Through it all, Byrd has found inspiration from her grandmother—who was always looking for clever ways of making the best of what she had, including collecting the grandkids’ popsicle sticks to make a flower pot. Her grandmother’s tendency toward generosity, recycling, and giving everything she had infuses Byrd’s quilt-making.
Most of all, like jazz, improvisational quilting is about letting go and seeing where your creativity takes you. “You can’t be uptight when you’re making improvisational quilts,” Byrd says. “You got to just be relaxed, take your time, put the pieces together. If you don’t like them, take them apart and redo them. Don’t be afraid to chop a piece out or add a piece on. That’s what it’s all about. It’s like mixing up a recipe; you just keep at it until you’ve got something beautiful. You can’t be afraid to experiment because that’s what improvisation is all about.”
(The late Eli Leon’s collection of nearly 3,000 quilts made by African Americans has been gifted to the UC Berkeley Art Museum and Pacific Film Archive.)
Wonderful article! Makes me want to start quilting.
thankyou-just the connections i needed to make with my own practise-no need to sacrifice an idea for symmetry!
A WONDERFUL ARTICLE ABOUT MY LOVE, QUILTING. IT MAKES ME WANT TO ADD MY TATTING AND CROCHET TO MY QUILTING AND TO MAKE MY CRAZY QUILTING MORE IMPROVISATIONAL, LOVED THE QUILTS.
This is a thoughtful, feeling account of an artistic tradition and the man who studies it. The illustrations are high quality, especially the details. A model for such and article.
love your articles about quilting and your quilts. I too got bitten by that bug and it now my house have them every where. I ‘am the third generation of quilters in my family of Stallings,Samuels and Shannon. Yes I’am the proud owner of my grandmother and my mother quilts. I do need to set down and write the history of each one but that would take my time from handquilting .I hope in the future to post some of them and let you see them.
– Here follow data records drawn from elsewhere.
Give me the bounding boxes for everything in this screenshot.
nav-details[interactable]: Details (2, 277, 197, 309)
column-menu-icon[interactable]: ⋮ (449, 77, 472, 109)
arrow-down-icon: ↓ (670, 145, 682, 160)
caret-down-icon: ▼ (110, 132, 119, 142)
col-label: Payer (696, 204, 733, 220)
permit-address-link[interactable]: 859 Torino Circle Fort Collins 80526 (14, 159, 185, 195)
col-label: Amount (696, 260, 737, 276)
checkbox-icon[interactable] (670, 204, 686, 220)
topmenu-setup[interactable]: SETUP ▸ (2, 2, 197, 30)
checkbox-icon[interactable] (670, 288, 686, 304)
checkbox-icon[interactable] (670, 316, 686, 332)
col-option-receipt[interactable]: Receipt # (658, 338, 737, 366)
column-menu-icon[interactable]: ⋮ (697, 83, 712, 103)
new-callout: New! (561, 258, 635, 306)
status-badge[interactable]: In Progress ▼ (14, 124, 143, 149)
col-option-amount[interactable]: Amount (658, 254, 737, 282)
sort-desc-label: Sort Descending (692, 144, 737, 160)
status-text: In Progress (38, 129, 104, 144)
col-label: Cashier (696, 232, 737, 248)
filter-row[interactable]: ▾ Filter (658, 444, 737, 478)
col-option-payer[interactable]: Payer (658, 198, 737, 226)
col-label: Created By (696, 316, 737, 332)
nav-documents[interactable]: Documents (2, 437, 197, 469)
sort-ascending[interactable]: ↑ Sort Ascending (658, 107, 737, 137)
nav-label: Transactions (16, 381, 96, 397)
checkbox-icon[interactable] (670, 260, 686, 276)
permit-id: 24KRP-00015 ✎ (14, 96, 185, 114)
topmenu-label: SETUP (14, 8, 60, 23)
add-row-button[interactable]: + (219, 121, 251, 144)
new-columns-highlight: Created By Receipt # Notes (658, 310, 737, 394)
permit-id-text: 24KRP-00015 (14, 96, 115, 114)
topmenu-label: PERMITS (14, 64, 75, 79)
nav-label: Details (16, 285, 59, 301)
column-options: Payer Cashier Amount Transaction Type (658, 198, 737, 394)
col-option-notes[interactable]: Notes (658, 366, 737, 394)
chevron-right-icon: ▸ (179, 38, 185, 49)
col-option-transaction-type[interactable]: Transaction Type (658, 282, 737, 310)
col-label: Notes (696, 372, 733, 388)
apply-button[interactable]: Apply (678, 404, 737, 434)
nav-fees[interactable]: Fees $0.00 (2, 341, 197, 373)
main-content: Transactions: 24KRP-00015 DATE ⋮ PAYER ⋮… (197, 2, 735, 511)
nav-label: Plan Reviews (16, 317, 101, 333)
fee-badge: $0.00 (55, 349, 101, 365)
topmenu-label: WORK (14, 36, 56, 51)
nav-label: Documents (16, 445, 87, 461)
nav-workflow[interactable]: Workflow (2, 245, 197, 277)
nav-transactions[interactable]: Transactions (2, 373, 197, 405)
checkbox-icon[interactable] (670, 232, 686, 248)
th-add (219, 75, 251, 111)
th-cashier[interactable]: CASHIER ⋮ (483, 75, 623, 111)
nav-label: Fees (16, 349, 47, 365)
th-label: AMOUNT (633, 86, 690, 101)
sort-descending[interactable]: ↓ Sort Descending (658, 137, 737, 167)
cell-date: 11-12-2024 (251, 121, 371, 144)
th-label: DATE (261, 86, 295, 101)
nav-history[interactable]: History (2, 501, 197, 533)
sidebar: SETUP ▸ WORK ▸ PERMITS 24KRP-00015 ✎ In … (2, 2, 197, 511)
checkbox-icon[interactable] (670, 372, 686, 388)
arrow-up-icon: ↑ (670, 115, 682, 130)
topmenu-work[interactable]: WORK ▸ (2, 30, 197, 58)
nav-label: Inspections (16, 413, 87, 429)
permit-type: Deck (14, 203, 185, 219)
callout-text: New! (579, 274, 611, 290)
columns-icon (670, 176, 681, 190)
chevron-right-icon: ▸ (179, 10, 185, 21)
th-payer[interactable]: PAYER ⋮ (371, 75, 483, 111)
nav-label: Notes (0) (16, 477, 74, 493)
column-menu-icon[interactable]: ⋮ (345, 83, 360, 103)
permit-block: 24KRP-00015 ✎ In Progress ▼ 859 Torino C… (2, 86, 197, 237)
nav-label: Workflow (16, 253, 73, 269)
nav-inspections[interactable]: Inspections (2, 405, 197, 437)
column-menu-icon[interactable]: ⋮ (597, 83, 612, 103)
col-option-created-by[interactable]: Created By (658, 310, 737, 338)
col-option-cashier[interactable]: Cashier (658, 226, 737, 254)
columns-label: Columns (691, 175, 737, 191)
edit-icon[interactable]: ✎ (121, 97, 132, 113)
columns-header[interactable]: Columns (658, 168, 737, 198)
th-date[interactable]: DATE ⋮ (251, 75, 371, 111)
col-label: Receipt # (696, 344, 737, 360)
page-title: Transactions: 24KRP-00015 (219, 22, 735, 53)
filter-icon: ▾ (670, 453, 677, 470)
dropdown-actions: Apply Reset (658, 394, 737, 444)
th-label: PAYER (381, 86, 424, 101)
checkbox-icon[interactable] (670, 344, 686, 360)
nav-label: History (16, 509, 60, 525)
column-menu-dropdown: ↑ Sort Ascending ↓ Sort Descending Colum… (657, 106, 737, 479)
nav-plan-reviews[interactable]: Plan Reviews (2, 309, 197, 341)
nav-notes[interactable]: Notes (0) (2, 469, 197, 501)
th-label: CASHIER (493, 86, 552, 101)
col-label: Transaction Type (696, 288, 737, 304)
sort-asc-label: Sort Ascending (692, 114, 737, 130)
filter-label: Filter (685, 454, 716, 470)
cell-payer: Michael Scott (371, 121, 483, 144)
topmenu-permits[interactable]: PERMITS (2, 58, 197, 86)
Beautiful work…..which despite the amazing artistry of the pieceworkers and quilters….. still, almost none of us would have known about without Eli Leon’s practical and scholarly work…..AMAZING ALL THE WAY AROUND…….
Stunning, absolutely amazing – thank you for showing us these wonderful pieces and your article too. Very talented.
I absolutely loved the article I ran across this type of quilting in Lousinanna in a library my daughter bought me the book. I fell in love with quilt making this is my type of art.I had tried to do traditional quilts but it was too uptight and I got so frustrated. When I saw this type of quilting I said this is me. I have done a quilt with traditional and improvisional pieces and plan to do many more. I cant stop. Thank you I loved your article it really incourages me.
Exciting, fun, makes me want to do cartwheels all around my craft/art room! Made a good sized frame coullage of my scraps and framed them on long oblong fra me in my studio, and lo it was enjoyed by friends-and I just did it for fun to draw/create feeling of the top of my desk! Wow, what a day! Your work reminds me of my hanging portrait of my desk treasures scattered all over, like leaves in autumn. Thankyou for sharing! Iam now turning my designs into quilts of love for all my grand children! You are inspiring! Glenda
A wonderful article, and seemingly written by someone who was “into” African-American quilts a long time. Eli Leon was there early, and his exhibition book was very useful to me back when. Despite recent attention, there is still a long way to go appreciating this work, and I will never forget the women I met while picking them up years ago in Mississippi. When I found one, I always paid more than they asked, as few had considered them valuable, even the makers…hopefully those days are over, and with articles like this, I am sure they are. Thanks Lisa.
Jim Linderman
NEED THAT
This is absolutely awesome. I have never seen anything like it.